Chargers make it clear to San Diego, shape up or we’re out

The San Diego Chargers have been trying to replace the aging Qualcomm Stadium with a downtown stadium for 14 years, and it hasn’t gone well. San Diego’s stadium hunt has come to a head with the Chargers sending a letter to the city, and its most recent stadium advisory board, indicating that the city needs to stop treating the team’s stadium situation as a political football, or the franchise will attempt to relocate.

Qualcomm Stadium is the last of the "Cookie Cutter" stadiums in use.

Qualcomm Stadium is the last of the “Cookie Cutter” stadiums in use.

The Chargers released a scalding letter to the city of San Diego’s stadium advisory board that explained how the franchise is tired of dealing with the city’s politicos. According to the franchise, the Spanos family (the owners) have spent $15 million over 14 years looking into several different sites around San Diego County that has resulted in nine unsuccessful proposals. Basically, the Chargers feel like their stadium situation is being used as a political football for city officials to hand down to the next board.

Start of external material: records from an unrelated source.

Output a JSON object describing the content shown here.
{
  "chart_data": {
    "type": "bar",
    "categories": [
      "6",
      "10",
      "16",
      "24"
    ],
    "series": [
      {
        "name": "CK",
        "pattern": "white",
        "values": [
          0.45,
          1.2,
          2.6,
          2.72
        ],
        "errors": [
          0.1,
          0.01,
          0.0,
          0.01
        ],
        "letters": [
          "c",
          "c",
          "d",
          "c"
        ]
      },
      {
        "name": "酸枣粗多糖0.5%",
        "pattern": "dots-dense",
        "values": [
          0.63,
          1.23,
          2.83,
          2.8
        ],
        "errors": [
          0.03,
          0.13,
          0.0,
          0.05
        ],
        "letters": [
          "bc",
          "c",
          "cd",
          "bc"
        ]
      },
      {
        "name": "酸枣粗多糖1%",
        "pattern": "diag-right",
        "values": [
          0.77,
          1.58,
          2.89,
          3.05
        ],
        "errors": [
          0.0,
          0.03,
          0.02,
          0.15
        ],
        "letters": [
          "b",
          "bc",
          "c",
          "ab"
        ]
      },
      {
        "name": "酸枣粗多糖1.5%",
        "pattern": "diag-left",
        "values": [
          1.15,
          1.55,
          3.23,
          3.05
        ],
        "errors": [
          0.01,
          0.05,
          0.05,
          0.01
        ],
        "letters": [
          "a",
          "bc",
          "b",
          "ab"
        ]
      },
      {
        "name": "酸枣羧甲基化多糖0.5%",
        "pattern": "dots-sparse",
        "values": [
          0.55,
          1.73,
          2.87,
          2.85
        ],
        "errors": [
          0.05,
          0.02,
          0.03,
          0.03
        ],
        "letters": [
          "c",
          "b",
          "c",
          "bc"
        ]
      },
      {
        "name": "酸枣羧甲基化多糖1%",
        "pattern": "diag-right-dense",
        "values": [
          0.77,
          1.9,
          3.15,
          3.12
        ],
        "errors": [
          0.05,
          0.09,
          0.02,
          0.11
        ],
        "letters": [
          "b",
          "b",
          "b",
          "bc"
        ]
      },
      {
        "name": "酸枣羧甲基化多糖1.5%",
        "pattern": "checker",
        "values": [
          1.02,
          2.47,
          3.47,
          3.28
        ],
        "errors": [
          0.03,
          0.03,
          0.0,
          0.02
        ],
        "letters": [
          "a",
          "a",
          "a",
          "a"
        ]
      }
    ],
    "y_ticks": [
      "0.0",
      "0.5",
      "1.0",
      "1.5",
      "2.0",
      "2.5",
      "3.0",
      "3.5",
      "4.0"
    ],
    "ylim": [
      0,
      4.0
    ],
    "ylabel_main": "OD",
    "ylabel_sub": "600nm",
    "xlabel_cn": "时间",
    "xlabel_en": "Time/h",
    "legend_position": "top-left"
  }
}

“The second guiding principle is this: The Chargers have no intention of quietly participating in any effort to provide political cover for elected officials.

Former elected officials have tried to exploit the Chargers and the stadium issue for their own political advantage.”

This letter also hints at the St. Louis Rams push to relocate to Los Angeles have altered the discussion and the time-table both the Chargers and the city are operating on.

“We appreciate the pressure that you will feel to find a solution. We at the Chargers have felt this pressure for every one of the last 13 years. And now, in our 14th year of work, the pressure has intensified even more as the result of events in Los Angeles.”

The Chargers have made it clear that a new stadium is the only way that the franchise will be able to stay in the San Diego area. It’s now up to the city to create a legitimate proposal that has a chance of passing through the city and county council.

San Diego is the last city in the country to have a so-called “cookie cutter” stadium — a building designed to hold baseball and football — in Qualcomm Stadium. Qualcomm opened in 1967 after the Chargers relocated from Los Angeles, they’ve been playing in the stadium outside of downtown San Diego. The city’s professional baseball team, the San Diego Padres, played at Qulacomm from 1969 until the baseball only ballpark Petco Park opened in 2004.